Ruhiges IT-Forum

Hallo zusammen,

Infrastrukturbeschreibung:
Debian 12 Server,
eingebunden in Active Directory (über Winbind)
, tis-waptserver 2.6.1.17705-092e11fc-amd64
(WAPT-Server und WAPT-Repository

. Client 1: Debian 13
außerhalb von Active Directory (lokales Konto),
tis-waptagent 2.6.1.17705-092e11fc-
, tis-waptagent-gui 2.6.1.17705-092e11fc-amd64.

Client 2: Debian 13, eingebunden
in Active Directory (über Winbind)
-waptagent 2.6.1.17705-092e11fc-amd64,
tis-waptagent-gui 2.6.1.17705-092e11fc-amd64.

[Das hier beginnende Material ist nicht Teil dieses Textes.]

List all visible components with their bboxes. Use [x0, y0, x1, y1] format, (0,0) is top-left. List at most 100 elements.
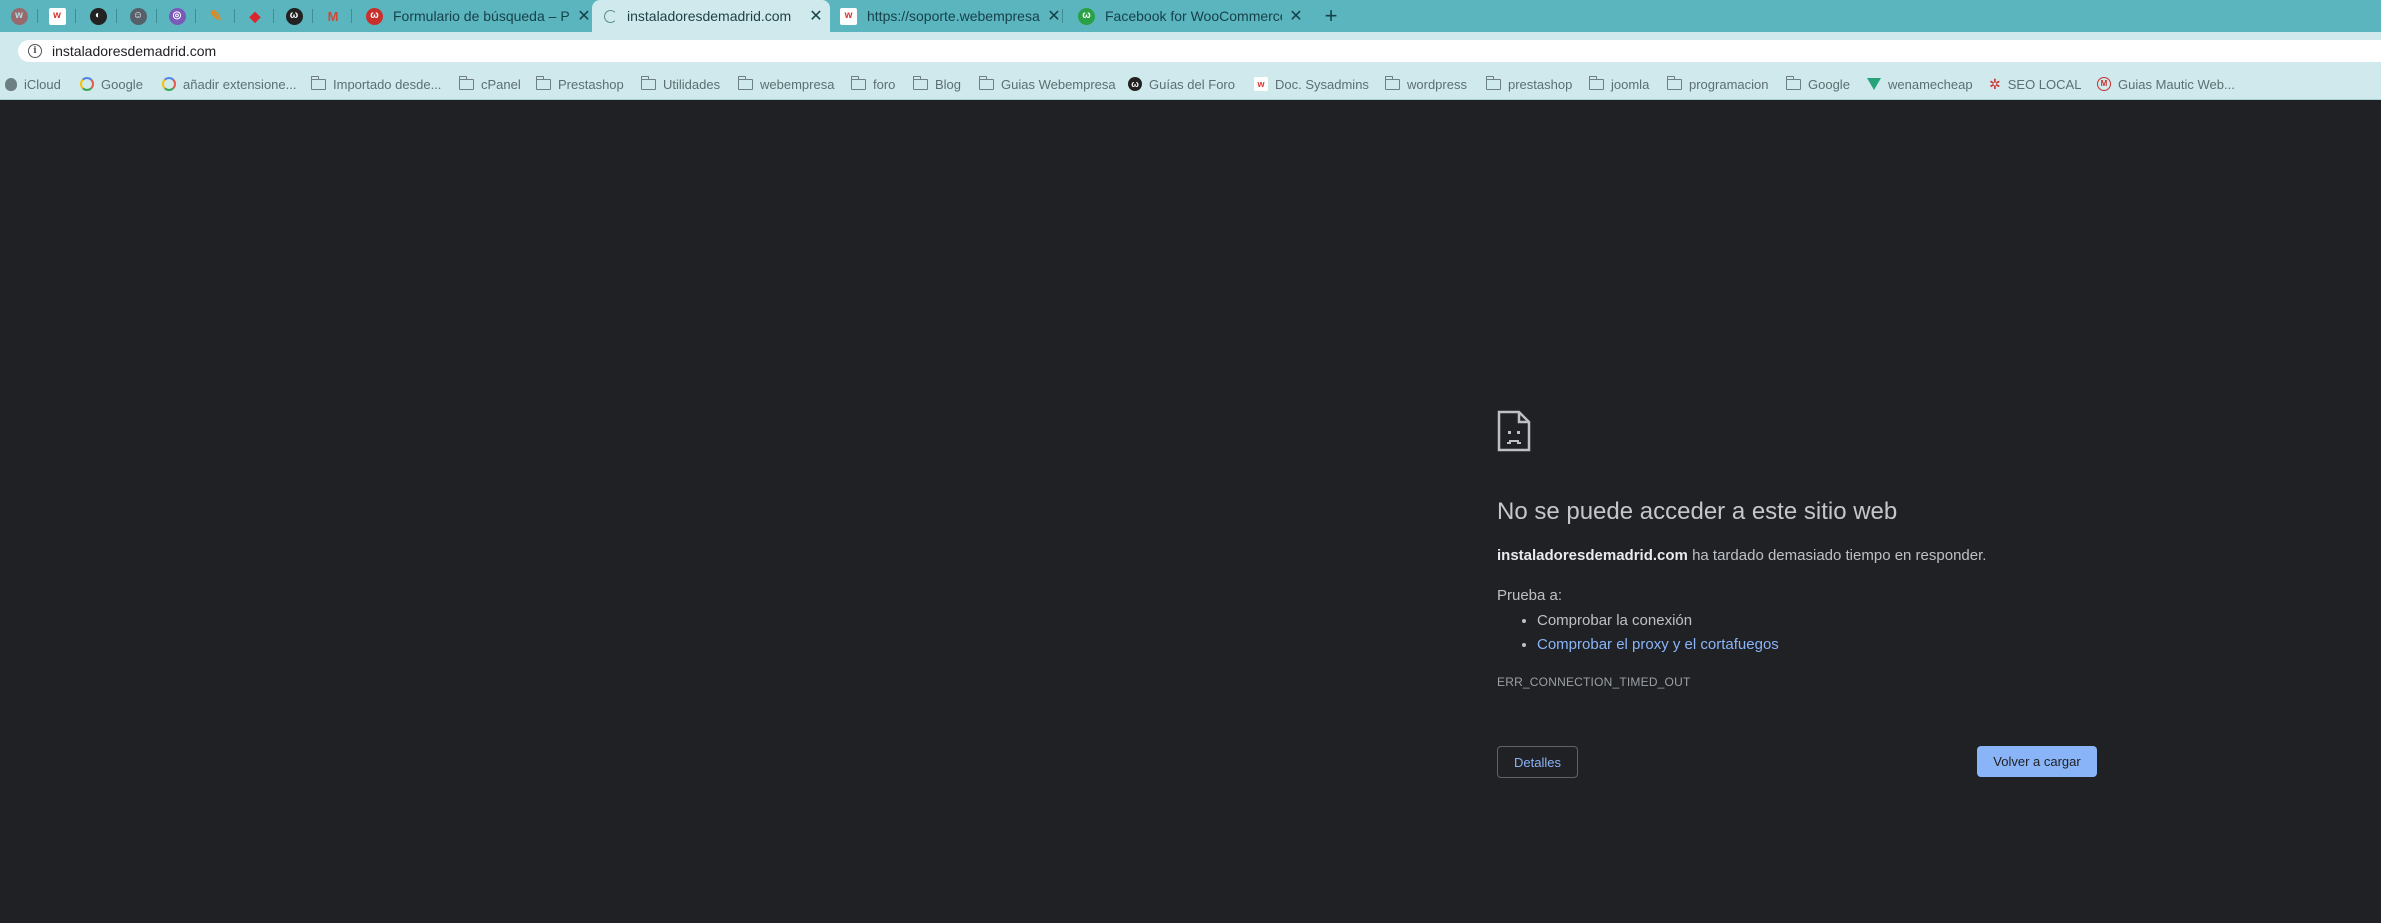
bookmark-seo-local[interactable]: ✲ SEO LOCAL: [1989, 68, 2081, 100]
error-message: ha tardado demasiado tiempo en responder…: [1687, 547, 1987, 564]
site-info-icon[interactable]: i: [28, 44, 42, 58]
details-button[interactable]: Detalles: [1497, 746, 1578, 778]
folder-icon: [737, 75, 753, 90]
bookmark-label: wordpress: [1407, 76, 1467, 92]
tab-instaladoresdemadrid[interactable]: instaladoresdemadrid.com ✕: [592, 0, 830, 32]
bookmark-foro[interactable]: foro: [850, 68, 895, 100]
tab-formulario[interactable]: ω Formulario de búsqueda – Plug ✕: [362, 0, 593, 32]
pinned-tab-1[interactable]: w: [0, 0, 38, 32]
bookmark-label: Guías del Foro: [1149, 76, 1235, 92]
pinned-tab-2[interactable]: w: [38, 0, 76, 32]
page-content: [0, 101, 2381, 923]
pinned-tab-9[interactable]: M: [314, 0, 352, 32]
close-icon[interactable]: ✕: [1288, 6, 1304, 26]
gmail-icon: M: [327, 8, 339, 24]
webempresa-icon: ω: [366, 7, 383, 25]
bookmark-guias-del-foro[interactable]: ω Guías del Foro: [1128, 68, 1235, 100]
globe-icon: ◐: [89, 7, 107, 25]
error-title: No se puede acceder a este sitio web: [1497, 498, 1898, 525]
mautic-icon: M: [2097, 77, 2111, 91]
pinned-tab-8[interactable]: ω: [275, 0, 313, 32]
pencil-icon: ✎: [209, 7, 223, 25]
webempresa-w-icon: w: [48, 7, 66, 25]
bookmark-label: iCloud: [24, 76, 61, 92]
folder-icon: [1666, 75, 1682, 90]
tab-soporte[interactable]: w https://soporte.webempresa.c ✕: [840, 0, 1063, 32]
tab-title: instaladoresdemadrid.com: [627, 8, 792, 24]
bookmark-wenamecheap[interactable]: wenamecheap: [1867, 68, 1973, 100]
folder-icon: [1785, 75, 1801, 90]
apple-icon: [5, 77, 17, 91]
bookmark-doc-sysadmins[interactable]: w Doc. Sysadmins: [1254, 68, 1369, 100]
bookmark-icloud[interactable]: iCloud: [5, 68, 61, 100]
webempresa-w-icon: w: [840, 7, 857, 25]
bookmark-wordpress[interactable]: wordpress: [1384, 68, 1467, 100]
sad-page-icon: [1497, 410, 1531, 452]
bookmark-prestashop-folder[interactable]: prestashop: [1485, 68, 1572, 100]
close-icon[interactable]: ✕: [1046, 6, 1062, 26]
pinned-tab-4[interactable]: ☺: [119, 0, 157, 32]
target-icon: ◎: [168, 7, 186, 25]
url-text[interactable]: instaladoresdemadrid.com: [52, 43, 216, 59]
folder-icon: [850, 75, 866, 90]
bookmark-google-folder[interactable]: Google: [1785, 68, 1850, 100]
settings-icon: ✲: [1989, 75, 2001, 92]
wordpress-forum-icon: ω: [285, 7, 303, 25]
bookmark-blog[interactable]: Blog: [912, 68, 961, 100]
new-tab-button[interactable]: +: [1320, 0, 1342, 32]
tab-title: Facebook for WooCommerce –: [1105, 8, 1282, 24]
tab-title: https://soporte.webempresa.c: [867, 8, 1040, 24]
try-label: Prueba a:: [1497, 587, 1563, 604]
robot-icon: ☺: [129, 7, 147, 25]
tab-strip: w w ◐ ☺ ◎ ✎ ◆ ω M ω Formulario de búsque…: [0, 0, 2381, 32]
bookmark-label: SEO LOCAL: [2007, 76, 2082, 92]
bookmark-guias-webempresa[interactable]: Guias Webempresa: [978, 68, 1116, 100]
bookmark-guias-mautic[interactable]: M Guias Mautic Web...: [2097, 68, 2235, 100]
folder-icon: [310, 75, 326, 90]
webempresa-w-icon: w: [1254, 77, 1268, 91]
folder-icon: [535, 75, 551, 90]
error-host: instaladoresdemadrid.com: [1497, 547, 1688, 564]
vuetify-icon: [1867, 78, 1881, 90]
bookmark-importado[interactable]: Importado desde...: [310, 68, 442, 100]
pinned-tab-3[interactable]: ◐: [79, 0, 117, 32]
pinned-tab-7[interactable]: ◆: [236, 0, 274, 32]
close-icon[interactable]: ✕: [576, 6, 592, 26]
pinned-tab-5[interactable]: ◎: [158, 0, 196, 32]
bookmark-programacion[interactable]: programacion: [1666, 68, 1769, 100]
wordpress-forum-icon: ω: [1128, 77, 1142, 91]
bookmark-label: Prestashop: [558, 76, 624, 92]
bookmarks-bar: iCloud Google añadir extensione... Impor…: [0, 68, 2381, 100]
tab-title: Formulario de búsqueda – Plug: [393, 8, 570, 24]
bookmark-label: Google: [1808, 76, 1850, 92]
close-icon[interactable]: ✕: [808, 6, 824, 26]
bookmark-joomla[interactable]: joomla: [1588, 68, 1650, 100]
bookmark-label: Importado desde...: [333, 76, 442, 92]
bookmark-label: Guias Mautic Web...: [2118, 76, 2235, 92]
suggestion-check-proxy: Comprobar el proxy y el cortafuegos: [1537, 634, 1779, 658]
tab-facebook-woocommerce[interactable]: ω Facebook for WooCommerce – ✕: [1078, 0, 1304, 32]
check-proxy-link[interactable]: Comprobar el proxy y el cortafuegos: [1537, 636, 1779, 653]
address-bar[interactable]: i instaladoresdemadrid.com: [18, 40, 2381, 62]
google-icon: [162, 77, 176, 91]
bookmark-label: añadir extensione...: [183, 76, 297, 92]
pinned-tab-6[interactable]: ✎: [197, 0, 235, 32]
bookmark-cpanel[interactable]: cPanel: [458, 68, 521, 100]
bookmark-utilidades[interactable]: Utilidades: [640, 68, 721, 100]
bookmark-label: Guias Webempresa: [1001, 76, 1116, 92]
bookmark-label: joomla: [1611, 76, 1650, 92]
google-icon: [80, 77, 94, 91]
reload-button[interactable]: Volver a cargar: [1977, 746, 2097, 777]
bookmark-webempresa[interactable]: webempresa: [737, 68, 834, 100]
bookmark-label: Utilidades: [663, 76, 721, 92]
suggestions-list: Comprobar la conexión Comprobar el proxy…: [1497, 610, 1779, 658]
bookmark-label: cPanel: [481, 76, 521, 92]
folder-icon: [458, 75, 474, 90]
bookmark-anadir-extensiones[interactable]: añadir extensione...: [162, 68, 296, 100]
folder-icon: [1384, 75, 1400, 90]
suggestion-check-connection: Comprobar la conexión: [1537, 610, 1779, 634]
folder-icon: [1485, 75, 1501, 90]
bookmark-prestashop[interactable]: Prestashop: [535, 68, 624, 100]
error-code: ERR_CONNECTION_TIMED_OUT: [1497, 675, 1691, 689]
bookmark-google[interactable]: Google: [80, 68, 143, 100]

In meinem privaten Repository befinden sich vier Linux-Anwendungen sowie ein „Self-Service“-Paket. Zwei dieser Anwendungen wurden über die Benutzergruppe (eine lokale Gruppe auf Client1, die meinem Benutzer angehört) bereitgestellt.
Dieses Self-Service-Paket ist nur auf Client1 installiert.
In der Self-Service-Oberfläche von Client1 werden mir die beiden über das Paket bereitgestellten Anwendungen angezeigt – und nur diese.
Auf Client2 hingegen werden weder das Self-Service-Paket noch die Anwendungen über die Konsole bereitgestellt, dennoch sind in der Self-Service-Oberfläche alle vier Anwendungen im Repository vorhanden. Ist das normal?

Beide Clients besitzen das Zertifikat, mit dem die vier Pakete signiert wurden.

Robocop schrieb: ↑12. Feb. 2026 - 14:34 Uhr Allerdings werden auf "Client 2" weder die Self-Service-Plattform noch irgendeine der Anwendungen über die Konsole bereitgestellt, die 4 Anwendungen jedoch in der Benutzeroberfläche der Self-Service-Plattform im Repository angezeigt. Ist das normal?

Ist der Benutzer Mitglied von root, sudo oder wheel?

Simon

Ja, das ist es.

Um die Paketfilterung für lokale Administratoren zu aktivieren, setzen Sie den folgenden Parameter in der WAPT-Konfiguration: `waptservice_admin_filter = True`. Dadurch wird sichergestellt, dass lokale Administratoren nur Pakete sehen, für deren Installation sie explizit autorisiert sind. Da Administratoren jedoch technisch gesehen den Parameter `waptservice_admin_filter` selbst ändern können, dient diese Einstellung lediglich der Anzeige und nicht der Sicherheit.

Perfekt, vielen Dank.
Aus Neugier: Verhält es sich unter Windows genauso? Sind alle Pakete für Benutzer der Gruppe BUILTIN\Administratoren sichtbar?

Bedeutet das, dass die einzige Möglichkeit, die Ausführung eines Pakets (z. B. eines lizenzpflichtigen) auf dem Rechner eines Administrators zu verhindern, die Verwendung eines dedizierten Zertifikats ist?

Robocop schrieb: ↑12. Feb. 2026 - 14:59 Uhr Aus Neugier: Ist das Verhalten unter Windows identisch? Werden einem Benutzer, der Mitglied von BUILTIN\Administrators ist, alle Pakete angezeigt?

Ja

Robocop schrieb: ↑12. Feb. 2026 - 14:59 Uhr Wäre die einzige Lösung, um die Ausführung eines Pakets (z. B. eines lizenzpflichtigen Pakets) auf dem Rechner eines Administrators zu verhindern, die Verwendung eines dedizierten Zertifikats?

Nein, das ist auch keine Lösung, da der Administrator das Paket weiterhin herunterladen und die Installation manuell durchführen kann (schließlich ist er ja Administrator). Ein Administrator ist ein Administrator

Daher ist es am besten, sensible Daten zu verschlüsseln:

https://www.wapt.fr/fr/doc/wapt-create- ... se-feature

Mit diesem System kann selbst der Administrator einer Workstation die verschlüsselten Daten nicht abrufen, wenn das Datenpaket nicht für diese Maschine bestimmt ist.